A autoridade moral de Orwell vem também de uma espécie de decência básica no seu modo de escrever, que não recua diante do que pareça simplesmente insípido em termos de adjetivação e vocabulário.
Isso traz, para o leitor de hoje, alguns inconvenientes. Embora muitos dos ensaios continuem atuais, sua carga polêmica diminuiu e seu potencial de encantamento é reduzido.
Nota-se isso particularmente quando Orwell tenta fazer prosa mais leve, como em "O Declínio do Assassinato Inglês" e "Uma Boa Xícara de Chá".

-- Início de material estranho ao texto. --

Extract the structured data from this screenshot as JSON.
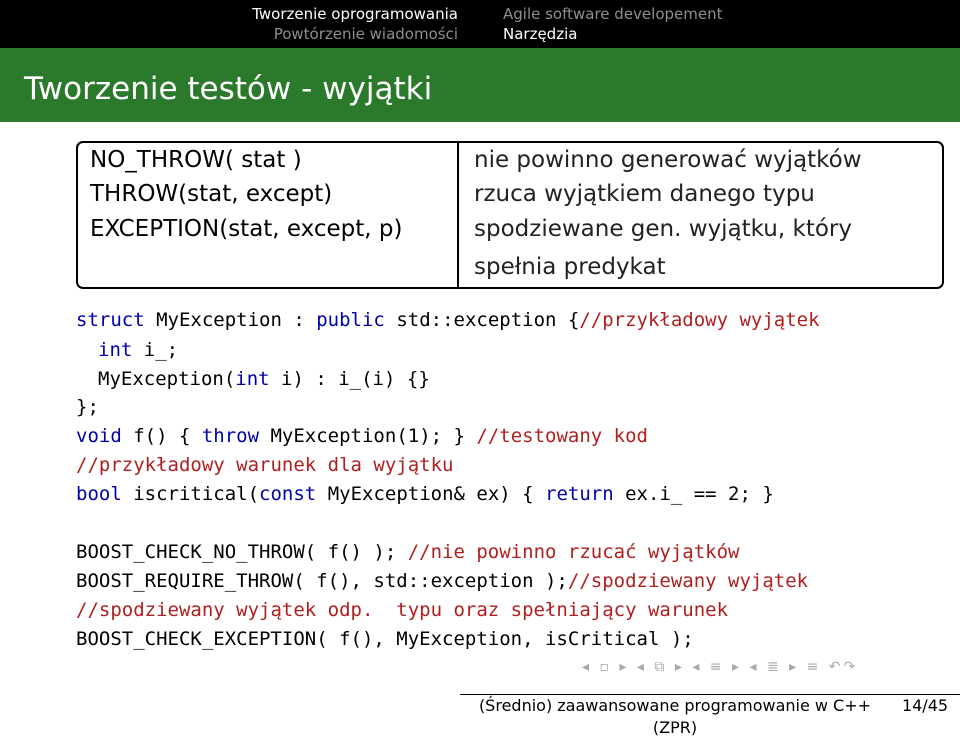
{
  "nav": {
    "left": [
      "Tworzenie oprogramowania",
      "Powtórzenie wiadomości"
    ],
    "right": [
      "Agile software developement",
      "Narzędzia"
    ]
  },
  "title": "Tworzenie testów - wyjątki",
  "table": {
    "rows": [
      {
        "macro": "NO_THROW( stat )",
        "desc": "nie powinno generować wyjątków"
      },
      {
        "macro": "THROW(stat, except)",
        "desc": "rzuca wyjątkiem danego typu"
      },
      {
        "macro": "EXCEPTION(stat, except, p)",
        "desc": "spodziewane gen. wyjątku, który spełnia predykat"
      }
    ]
  },
  "code": {
    "l1_kw1": "struct",
    "l1_t1": " MyException : ",
    "l1_kw2": "public",
    "l1_t2": " std::exception {",
    "l1_cm": "//przykładowy wyjątek",
    "l2_kw": "int",
    "l2_t": " i_;",
    "l3_t1": "MyException(",
    "l3_kw": "int",
    "l3_t2": " i) : i_(i) {}",
    "l4_t": "};",
    "l5_kw1": "void",
    "l5_t1": " f() { ",
    "l5_kw2": "throw",
    "l5_t2": " MyException(1); } ",
    "l5_cm": "//testowany kod",
    "l6_cm": "//przykładowy warunek dla wyjątku",
    "l7_kw1": "bool",
    "l7_t1": " iscritical(",
    "l7_kw2": "const",
    "l7_t2": " MyException& ex) { ",
    "l7_kw3": "return",
    "l7_t3": " ex.i_ == 2; }",
    "l8_t": "BOOST_CHECK_NO_THROW( f() ); ",
    "l8_cm": "//nie powinno rzucać wyjątków",
    "l9_t": "BOOST_REQUIRE_THROW( f(), std::exception );",
    "l9_cm": "//spodziewany wyjątek",
    "l10_cm": "//spodziewany wyjątek odp.  typu oraz spełniający warunek",
    "l11_t": "BOOST_CHECK_EXCEPTION( f(), MyException, isCritical );"
  },
  "footer": {
    "title": "(Średnio) zaawansowane programowanie w C++ (ZPR)",
    "page": "14/45"
  },
  "colors": {
    "title_bg": "#2b7a2b",
    "keyword": "#0000a8",
    "comment": "#b01f1f"
  }
}
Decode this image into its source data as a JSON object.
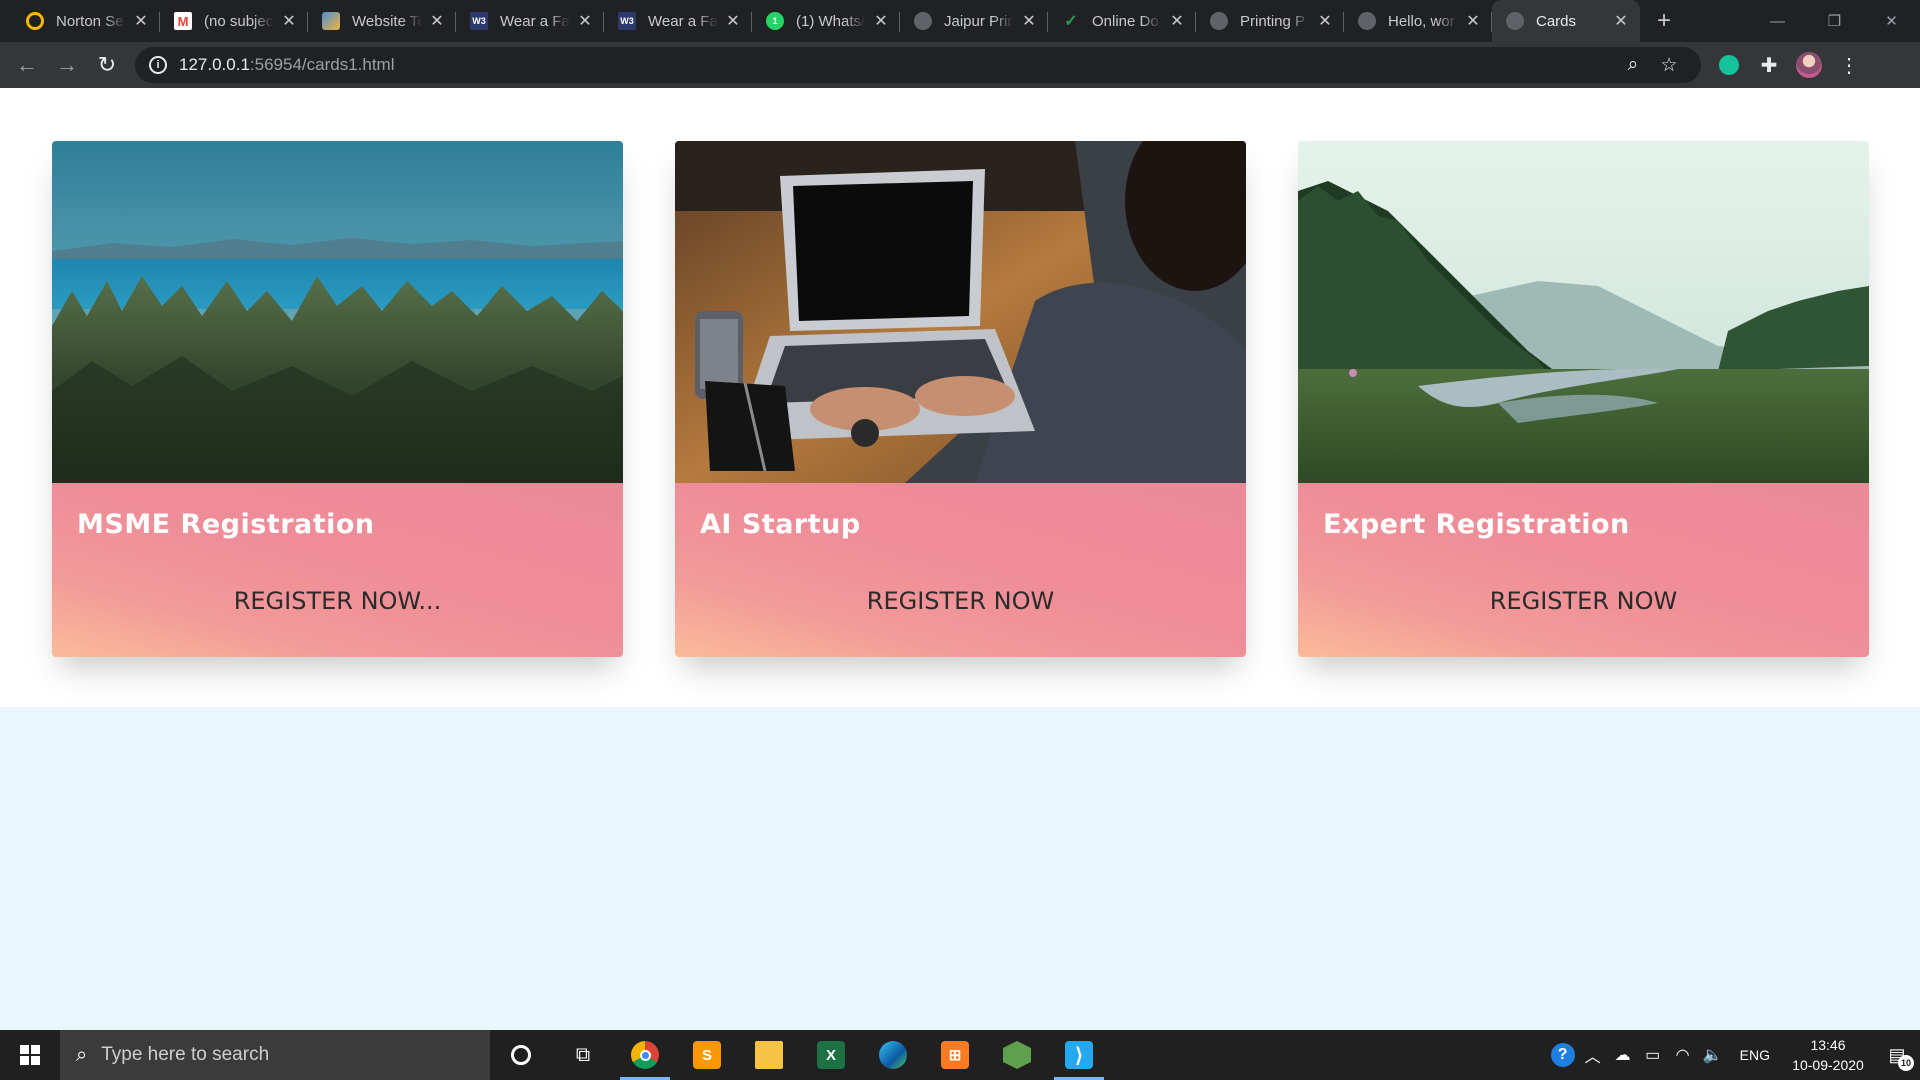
{
  "browser": {
    "tabs": [
      {
        "title": "Norton Se",
        "icon": "norton-icon",
        "color": "#f8b600"
      },
      {
        "title": "(no subjec",
        "icon": "gmail-icon",
        "color": "#ea4335"
      },
      {
        "title": "Website Te",
        "icon": "website-icon",
        "color": "#4a8fd6"
      },
      {
        "title": "Wear a Fa",
        "icon": "w3schools-icon",
        "color": "#2c3a6b"
      },
      {
        "title": "Wear a Fa",
        "icon": "w3schools-icon",
        "color": "#2c3a6b"
      },
      {
        "title": "(1) Whats/",
        "icon": "whatsapp-icon",
        "color": "#25d366"
      },
      {
        "title": "Jaipur Prin",
        "icon": "globe-icon",
        "color": "#5f6368"
      },
      {
        "title": "Online Do",
        "icon": "online-doc-icon",
        "color": "#2e9b4f"
      },
      {
        "title": "Printing P",
        "icon": "globe-icon",
        "color": "#5f6368"
      },
      {
        "title": "Hello, wor",
        "icon": "globe-icon",
        "color": "#5f6368"
      },
      {
        "title": "Cards",
        "icon": "globe-icon",
        "color": "#5f6368",
        "active": true
      }
    ],
    "new_tab": "+",
    "url_host": "127.0.0.1",
    "url_rest": ":56954/cards1.html"
  },
  "cards": [
    {
      "title": "MSME Registration",
      "button": "REGISTER NOW...",
      "image": "forest-lake-photo"
    },
    {
      "title": "AI Startup",
      "button": "REGISTER NOW",
      "image": "laptop-photo"
    },
    {
      "title": "Expert Registration",
      "button": "REGISTER NOW",
      "image": "valley-river-photo"
    }
  ],
  "taskbar": {
    "search_placeholder": "Type here to search",
    "apps": [
      "cortana",
      "task-view",
      "chrome",
      "sublime-text",
      "file-explorer",
      "excel",
      "edge",
      "xampp",
      "node",
      "vscode"
    ],
    "language": "ENG",
    "time": "13:46",
    "date": "10-09-2020",
    "notifications": "10"
  }
}
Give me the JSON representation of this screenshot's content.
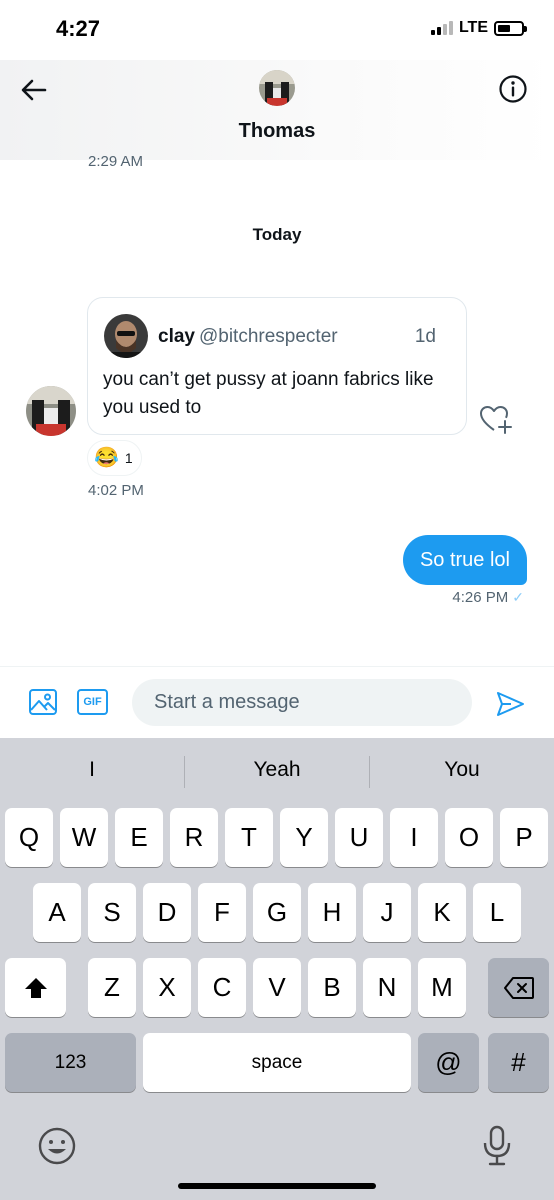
{
  "status_bar": {
    "time": "4:27",
    "network": "LTE"
  },
  "header": {
    "contact_name": "Thomas"
  },
  "conversation": {
    "earlier_timestamp": "2:29 AM",
    "day_divider": "Today",
    "received": {
      "tweet": {
        "author_name": "clay",
        "author_handle": "@bitchrespecter",
        "age": "1d",
        "text": "you can’t get pussy at joann fabrics like you used to"
      },
      "reaction": {
        "emoji": "😂",
        "count": "1"
      },
      "timestamp": "4:02 PM"
    },
    "sent": {
      "text": "So true lol",
      "timestamp": "4:26 PM"
    }
  },
  "composer": {
    "gif_label": "GIF",
    "placeholder": "Start a message"
  },
  "keyboard": {
    "suggestions": [
      "I",
      "Yeah",
      "You"
    ],
    "row1": [
      "Q",
      "W",
      "E",
      "R",
      "T",
      "Y",
      "U",
      "I",
      "O",
      "P"
    ],
    "row2": [
      "A",
      "S",
      "D",
      "F",
      "G",
      "H",
      "J",
      "K",
      "L"
    ],
    "row3": [
      "Z",
      "X",
      "C",
      "V",
      "B",
      "N",
      "M"
    ],
    "numbers_label": "123",
    "space_label": "space",
    "at_label": "@",
    "hash_label": "#"
  },
  "colors": {
    "accent": "#1d9bf0",
    "keyboard_bg": "#d1d3d9"
  }
}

Este último texto, como "A Política e a Língua Inglesa", é na verdade tão inglês que nem mesmo as muitas notas explicativas no final do livro conseguem avivar o seu sabor para o leitor brasileiro.
Como um excelente remédio para a insensatez política e a insensibilidade humana, entretanto, "Como Morrem os Pobres" é um livro que muita gente deveria tomar, ou melhor, ler. Não é nenhuma delícia, mas faz bem.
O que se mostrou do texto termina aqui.